Não faltaram comentários pelas redes sociais: - “chego a ter pena desse senhor tão inocente, tão induzido por essas menores víboras…. coitadinho….”; - “Para com esse corporativismo Mario Cesar, o cara é maior, conhecedor da palavra, não sei se é casado e se for pior ainda, não é uma criancinha que vai pela cabeça dos outros, quero ver se fosse uma parente sua se taria com esse discurso.”; - “Se é tão fraco assim que se deixa induz por uma criança, acho que ele deveria renunciar pois não tem capacidade de ser vereador, porque ai dentro tem gente com maior poder de influência que as meninas, ai ele não vai votar como devem ser votadas as matérias em favor da população, ele pode ser influenciado por pessoas que não tem compromisso.”.

Na mesma tarde, Mário César postou em seu perfil e página oficial em uma rede social, que a publicação feita é de inteira responsabilidade do autor e que ele acabou sendo mal interpretado pelo veículo de comunicação. Disse ainda em nota, que “não estou defendendo ninguém” e muito menos julgando. De acordo ainda com a nota divulgada, afirmou que, se materializado os fatos, “a Câmara não vai passar a mão na cabeça de ninguém”.

Agora, a Câmara da Capital pode se firmar como poder independente, mas apenas se quiser. Se conseguir cortar na própria carne, terá forças para enfrentar até chantagens.

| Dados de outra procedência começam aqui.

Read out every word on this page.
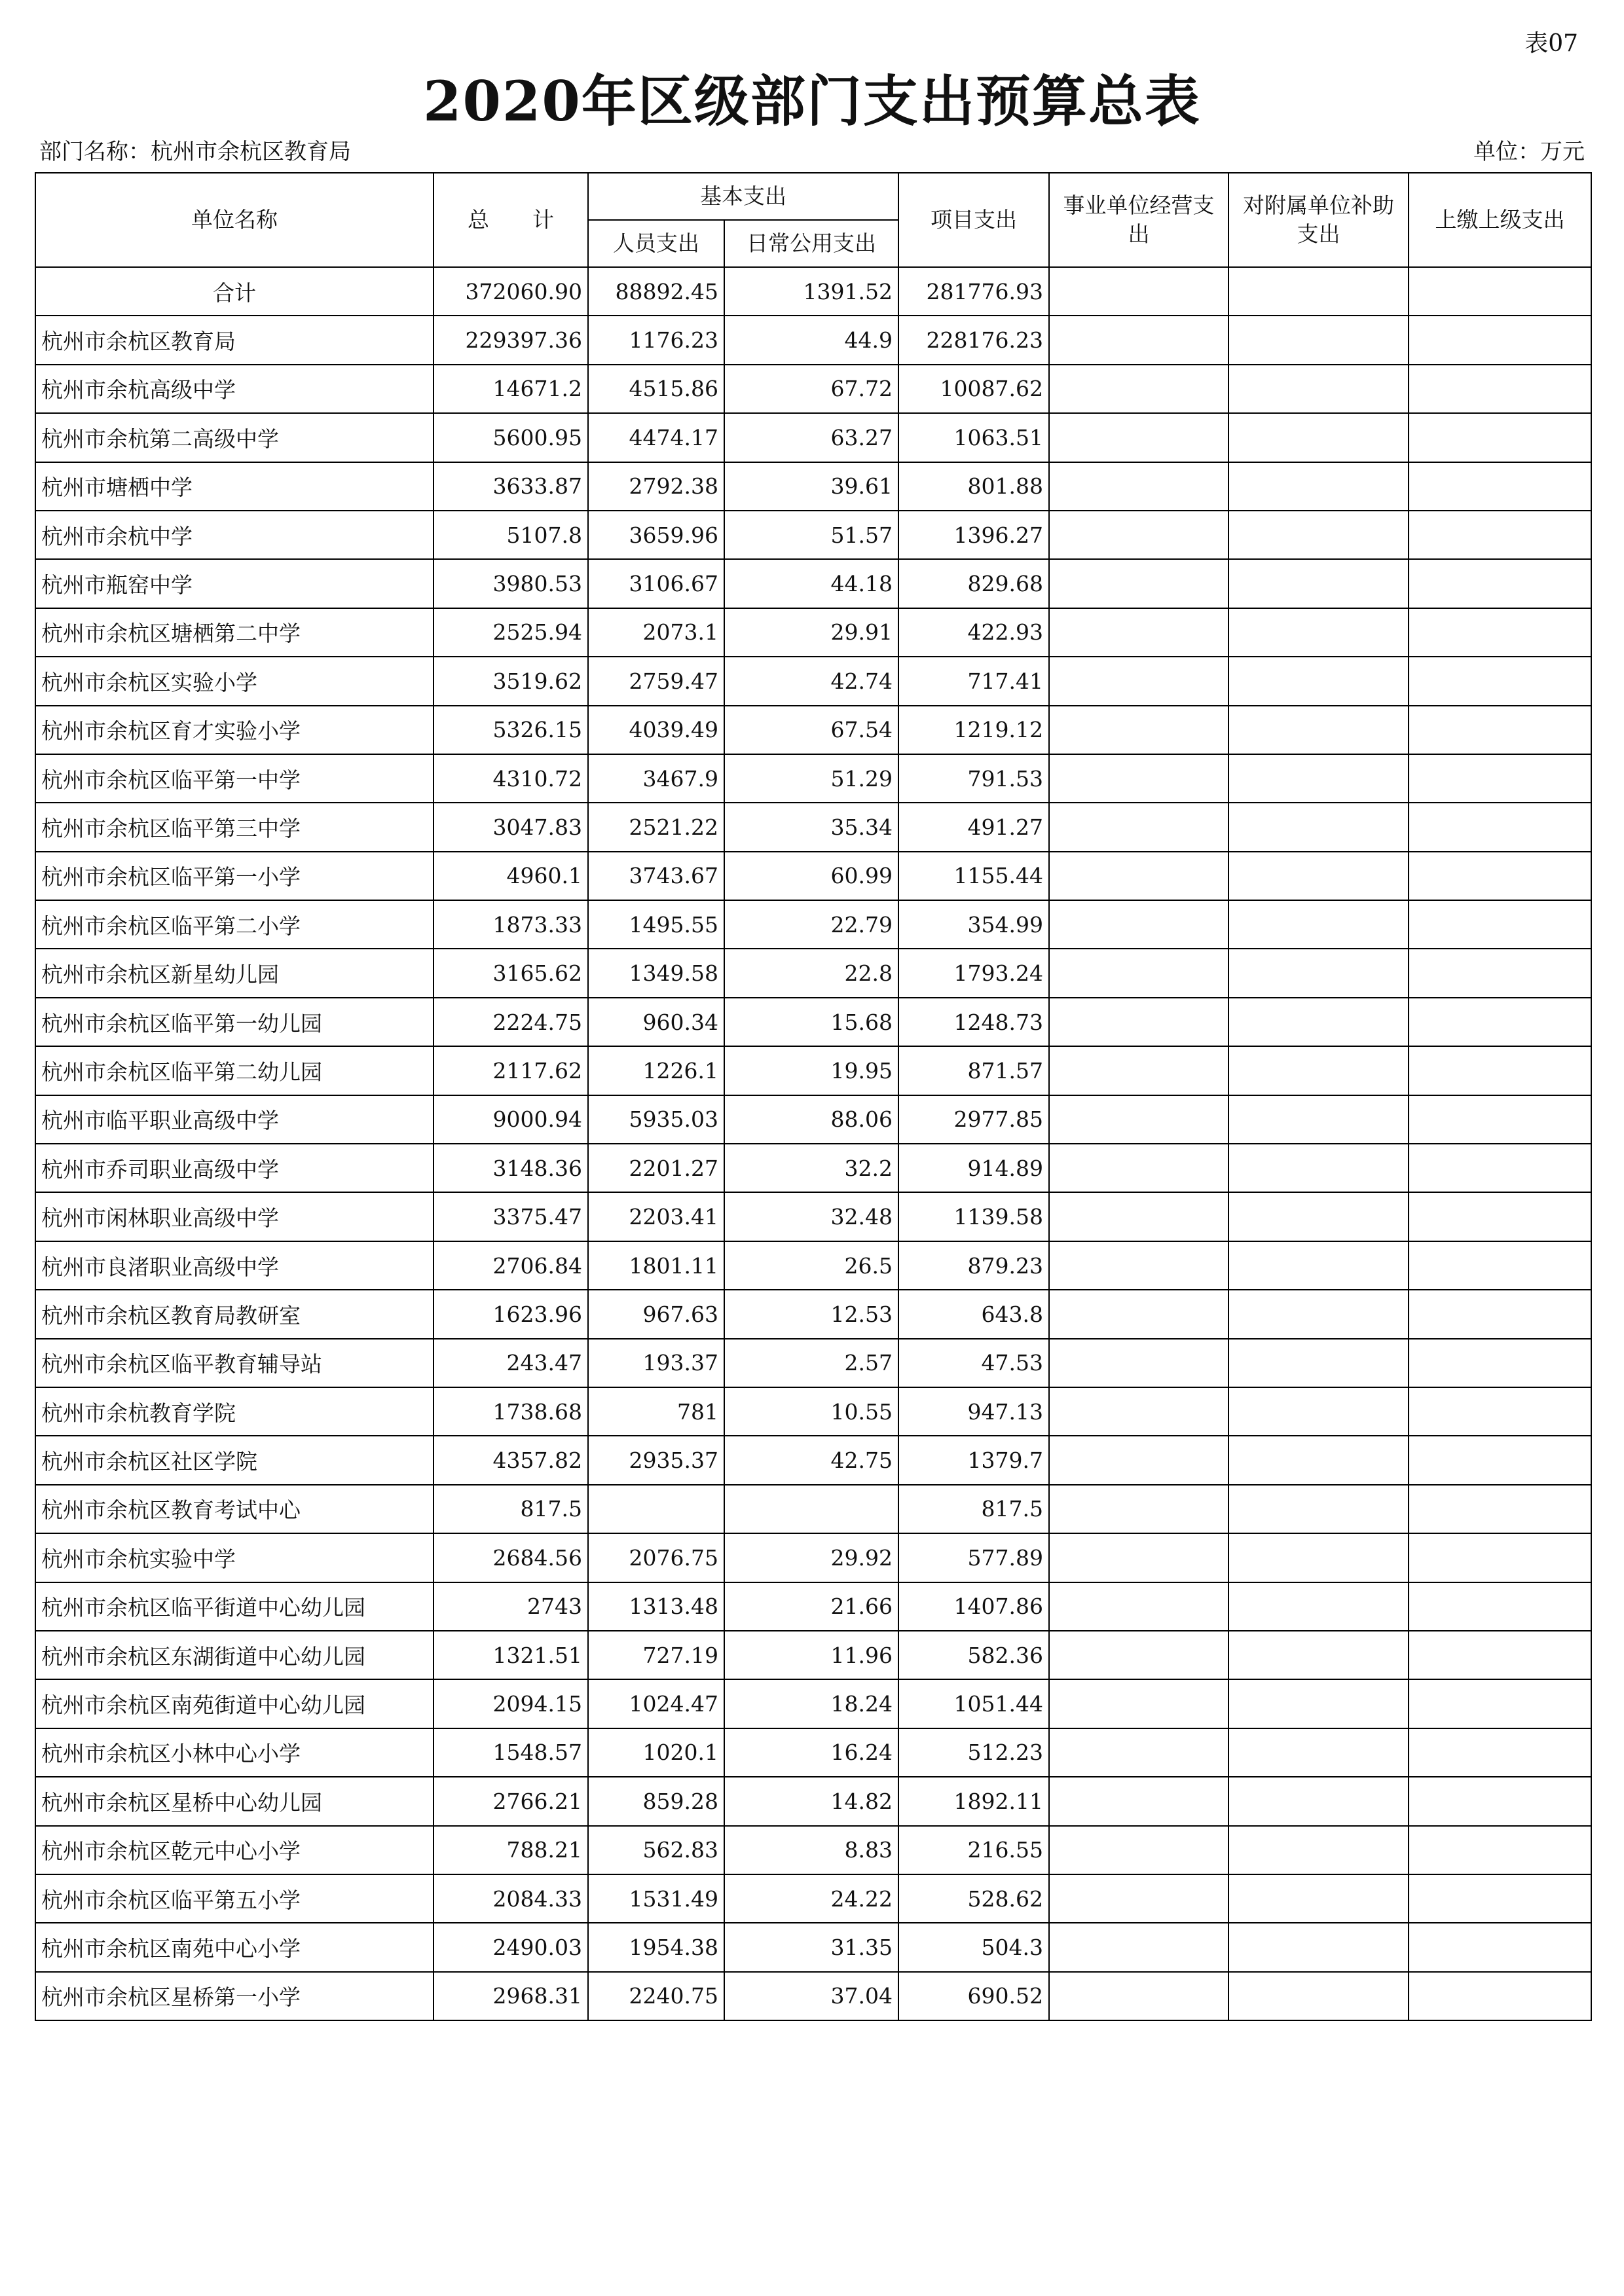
表07
2020年区级部门支出预算总表
部门名称：杭州市余杭区教育局	单位：万元
单位名称	总　　计	基本支出		项目支出	事业单位经营支出	对附属单位补助支出	上缴上级支出
		人员支出	日常公用支出				
合计	372060.90	88892.45	1391.52	281776.93			
杭州市余杭区教育局	229397.36	1176.23	44.9	228176.23			
杭州市余杭高级中学	14671.2	4515.86	67.72	10087.62			
杭州市余杭第二高级中学	5600.95	4474.17	63.27	1063.51			
杭州市塘栖中学	3633.87	2792.38	39.61	801.88			
杭州市余杭中学	5107.8	3659.96	51.57	1396.27			
杭州市瓶窑中学	3980.53	3106.67	44.18	829.68			
杭州市余杭区塘栖第二中学	2525.94	2073.1	29.91	422.93			
杭州市余杭区实验小学	3519.62	2759.47	42.74	717.41			
杭州市余杭区育才实验小学	5326.15	4039.49	67.54	1219.12			
杭州市余杭区临平第一中学	4310.72	3467.9	51.29	791.53			
杭州市余杭区临平第三中学	3047.83	2521.22	35.34	491.27			
杭州市余杭区临平第一小学	4960.1	3743.67	60.99	1155.44			
杭州市余杭区临平第二小学	1873.33	1495.55	22.79	354.99			
杭州市余杭区新星幼儿园	3165.62	1349.58	22.8	1793.24			
杭州市余杭区临平第一幼儿园	2224.75	960.34	15.68	1248.73			
杭州市余杭区临平第二幼儿园	2117.62	1226.1	19.95	871.57			
杭州市临平职业高级中学	9000.94	5935.03	88.06	2977.85			
杭州市乔司职业高级中学	3148.36	2201.27	32.2	914.89			
杭州市闲林职业高级中学	3375.47	2203.41	32.48	1139.58			
杭州市良渚职业高级中学	2706.84	1801.11	26.5	879.23			
杭州市余杭区教育局教研室	1623.96	967.63	12.53	643.8			
杭州市余杭区临平教育辅导站	243.47	193.37	2.57	47.53			
杭州市余杭教育学院	1738.68	781	10.55	947.13			
杭州市余杭区社区学院	4357.82	2935.37	42.75	1379.7			
杭州市余杭区教育考试中心	817.5			817.5			
杭州市余杭实验中学	2684.56	2076.75	29.92	577.89			
杭州市余杭区临平街道中心幼儿园	2743	1313.48	21.66	1407.86			
杭州市余杭区东湖街道中心幼儿园	1321.51	727.19	11.96	582.36			
杭州市余杭区南苑街道中心幼儿园	2094.15	1024.47	18.24	1051.44			
杭州市余杭区小林中心小学	1548.57	1020.1	16.24	512.23			
杭州市余杭区星桥中心幼儿园	2766.21	859.28	14.82	1892.11			
杭州市余杭区乾元中心小学	788.21	562.83	8.83	216.55			
杭州市余杭区临平第五小学	2084.33	1531.49	24.22	528.62			
杭州市余杭区南苑中心小学	2490.03	1954.38	31.35	504.3			
杭州市余杭区星桥第一小学	2968.31	2240.75	37.04	690.52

Alceu Bueno é aquele do poder legislativo a cair nas garras da Lei, e todos esperam que se faça Justiça. Se eventualmente este caso cair no esquecimento ou se estender por todo o sempre nos labirintos do Poder Judiciário, enquanto a Câmara arma uma peça teatral sem intenções de punir, antes e pelo contrário, justificar; os três poderes estarão na berlinda aqui na Capital de Mato Grosso do Sul.

O escândalo protagonizado até agora apenas por Alceu Bueno (useiro e vezeiro de estranhos casos), fez recordar que a Câmara que foi tão valente para para se opor à vontade popular expressa nas urnas, e hoje se faz tão vacilante em exercer suas atribuições constitucionais de “fiscalizar os atos do Executivo Municipal também com relação à administração e gastos do orçamento, atendendo às reivindicações e desempenhando a função de mediador entre os habitantes e o prefeito e seus secretários”, após a posse de Gilmar Olarte, aliás, ele também investigado por crimes e respondendo (quando a Justiça tiver um tempo para isso – o tempo do Judiciário) a processo criminal.

Alceu Bueno está perdido, dando declarações e prestando depoimentos que depois é desmentido pelo seu advogado, mas ainda assim é apenas uma pedrinha, que quando tocar a água turva quando for lançada fora, irá mostrar que nesse pântano existem círculos e mais círculos nesse caso de pedofilia e abuso sexual de menores. Essa indústria da marginalidade tem uma rede de clientes ainda oculta, pois certamente não se sustentava de apenas uma vítima. Parece que empresários e políticos locais constam da lista de clientes, portanto, qualquer atitude impensada pode colocar pessoas sob suspeita. E, na política ainda vale a máxima de Julio César: “À mulher de César, não basta ser honesta, deve parecer honesta”.